Guest post by Mark Desetti, Kansas – National Education Association
Nov. 16, 2016
Kansas has a long history of supporting public education, going back to the 1870s, when a compulsory school attendance law was passed. That law stated that “education was key to the state’s growth and development, since a literate and skilled citizenry could help build business and industry.” That’s still true today, and the link between education and economic growth endures.
Four years ago, we were promised a brighter future for Kansans, including stable funding for our schools. Instead, public education struggles with both stability and adequacy of funding, and our students pay the price. K-12 schools across the state have increased class sizes, eliminated staff positions and programs, and dropped days from the school calendar.

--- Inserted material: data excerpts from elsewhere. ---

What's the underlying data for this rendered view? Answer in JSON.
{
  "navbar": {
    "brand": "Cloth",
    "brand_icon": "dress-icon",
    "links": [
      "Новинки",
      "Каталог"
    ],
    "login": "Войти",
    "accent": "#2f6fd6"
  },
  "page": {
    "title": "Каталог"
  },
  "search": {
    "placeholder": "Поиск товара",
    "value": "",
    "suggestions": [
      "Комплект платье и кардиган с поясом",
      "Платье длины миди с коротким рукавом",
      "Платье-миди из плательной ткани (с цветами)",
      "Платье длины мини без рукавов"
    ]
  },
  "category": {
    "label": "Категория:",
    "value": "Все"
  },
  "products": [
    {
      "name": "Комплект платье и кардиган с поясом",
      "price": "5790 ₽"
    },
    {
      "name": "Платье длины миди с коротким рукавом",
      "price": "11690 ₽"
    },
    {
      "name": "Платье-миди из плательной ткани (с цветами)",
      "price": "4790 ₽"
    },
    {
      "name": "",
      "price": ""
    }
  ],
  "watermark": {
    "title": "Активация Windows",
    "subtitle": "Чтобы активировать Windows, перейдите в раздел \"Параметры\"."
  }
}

The Kansas tax plan is broken, and the impact of this is felt most keenly by our youngest residents. We owe it to them to fix it, and put into place a balanced tax system that will build strong communities, support quality services, and encourage economic development.

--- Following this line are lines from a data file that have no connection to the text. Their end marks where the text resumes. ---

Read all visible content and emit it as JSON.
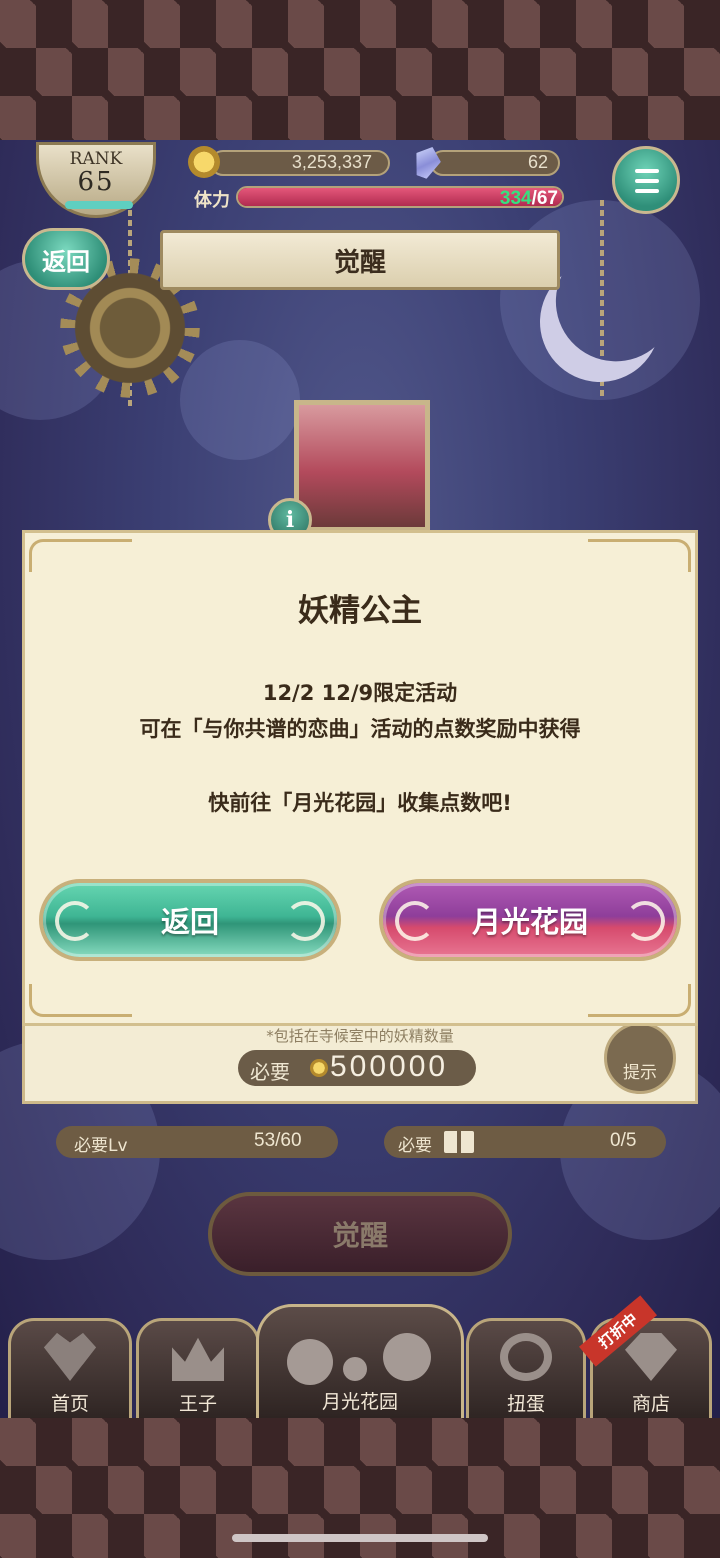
{
  "hud": {
    "rank_label": "RANK",
    "rank_value": "65",
    "coins": "3,253,337",
    "gems": "62",
    "stamina_label": "体力",
    "stamina_current": "334",
    "stamina_separator": "/",
    "stamina_max": "67",
    "stamina_fill_fraction": 1.0
  },
  "header": {
    "back_label": "返回",
    "title": "觉醒"
  },
  "panel": {
    "note_text": "*包括在寺候室中的妖精数量",
    "cost_label": "必要",
    "cost_value": "500000",
    "hint_label": "提示",
    "required_lv_label": "必要Lv",
    "required_lv_value": "53/60",
    "required_book_label": "必要",
    "required_book_value": "0/5",
    "awaken_button_label": "觉醒"
  },
  "dialog": {
    "title": "妖精公主",
    "line1": "12/2 12/9限定活动",
    "line2": "可在「与你共谱的恋曲」活动的点数奖励中获得",
    "line3": "快前往「月光花园」收集点数吧!",
    "back_button": "返回",
    "go_button": "月光花园"
  },
  "nav": {
    "home": "首页",
    "prince": "王子",
    "garden": "月光花园",
    "gacha": "扭蛋",
    "shop": "商店",
    "sale_badge": "打折中"
  },
  "icons": {
    "coin": "coin-icon",
    "gem": "gem-icon",
    "menu": "hamburger-icon",
    "info": "info-icon",
    "book": "book-icon"
  },
  "colors": {
    "teal_button": "#3fb594",
    "purple_button": "#8e3e9a",
    "dialog_bg": "#f6efd6",
    "stamina_current": "#36e17f"
  }
}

One of the most dangerous elements of the 2012 tax plan is the “March to Zero.” This signature component of the governor’s tax plan limits state spending growth so severely that maintaining funding of basic services is threatened, let alone investing in our critical services such as education, public safety, highways, and health care.
Though the spending cap won’t be realized until fiscal year 2020, we’ve already seen the dire consequences of the beginning of the March to Zero. The 10% reduction in income tax revenue since 2012 has already wreaked havoc on Kansas communities.
KNEA believes that the Kansas Legislature must establish a tax system that is fair to both businesses and individuals and provides for the needs of the state through good and bad economic times.
If we want to invest in future generations of Kansans, we can’t afford the March to Zero.
We have an opportunity now to return to a stable, dependable, and fair tax system, and we urge new and returning lawmakers to make this a priority. Kansas students today and the future workforce of tomorrow depend on it.